Evaluation: The 50/50 sampling used for "advantage" might inflate performance compared to real-world scenarios where non-members far outnumber members (PR-AUC would be better).
Future Directions: Designing systematic prompt-level DP, using secret-sharer style canaries to measure leakage rates, and exploring retrieval-augmented (RAG) recommendation privacy.

vs. Traditional RecSys MIA: While previous works relied on shadow models and item embeddings, this paper proves those mechanisms fail in LLM-RecSys, proposing "embedding-free" alternatives.
vs.
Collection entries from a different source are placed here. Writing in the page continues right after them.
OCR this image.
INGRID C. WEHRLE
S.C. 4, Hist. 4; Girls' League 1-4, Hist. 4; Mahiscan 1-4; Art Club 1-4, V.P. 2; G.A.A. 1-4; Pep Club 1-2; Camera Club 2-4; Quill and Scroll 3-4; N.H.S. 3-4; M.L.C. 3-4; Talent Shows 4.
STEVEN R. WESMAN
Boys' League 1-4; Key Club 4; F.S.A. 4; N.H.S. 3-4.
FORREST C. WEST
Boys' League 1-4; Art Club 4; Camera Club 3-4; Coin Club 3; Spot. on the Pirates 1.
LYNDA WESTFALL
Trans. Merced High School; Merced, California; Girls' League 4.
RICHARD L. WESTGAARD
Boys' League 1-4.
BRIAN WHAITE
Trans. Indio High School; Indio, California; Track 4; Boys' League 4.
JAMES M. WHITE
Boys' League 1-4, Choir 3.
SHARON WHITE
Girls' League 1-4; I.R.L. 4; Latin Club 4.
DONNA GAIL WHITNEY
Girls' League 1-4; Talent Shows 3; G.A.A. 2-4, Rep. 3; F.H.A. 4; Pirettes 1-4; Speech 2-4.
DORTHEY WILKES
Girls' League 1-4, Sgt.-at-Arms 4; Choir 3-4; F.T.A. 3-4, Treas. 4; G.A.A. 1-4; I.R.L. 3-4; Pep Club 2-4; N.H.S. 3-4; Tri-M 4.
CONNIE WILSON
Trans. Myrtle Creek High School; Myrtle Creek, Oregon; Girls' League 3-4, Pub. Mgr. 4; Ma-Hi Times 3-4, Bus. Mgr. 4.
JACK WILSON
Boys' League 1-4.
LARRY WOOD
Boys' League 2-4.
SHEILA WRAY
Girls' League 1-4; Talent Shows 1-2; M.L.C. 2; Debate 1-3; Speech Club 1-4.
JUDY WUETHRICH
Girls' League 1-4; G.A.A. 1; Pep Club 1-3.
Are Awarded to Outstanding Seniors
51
Wen et al. 2024 (MIA on ICL classification): This is the first MIA for generative recommendation, requiring only text outputs rather than logits.
Insight: Any system that places sensitive data into a prompt must assume that the content can be inferred.

Rating¶

Novelty: ⭐⭐⭐⭐ First systematic study of ICL-LLM-RecSys MIA with simple yet surprisingly strong designs.
Experimental Thoroughness: ⭐⭐⭐⭐ Extensive model and dataset coverage with rigorous controls.
Writing Quality: ⭐⭐⭐⭐ Clear intuition and convincing visualizations.
Value: ⭐⭐⭐⭐⭐ Timely exposure of privacy vulnerabilities as LLM-RecSys enters industrial deployment.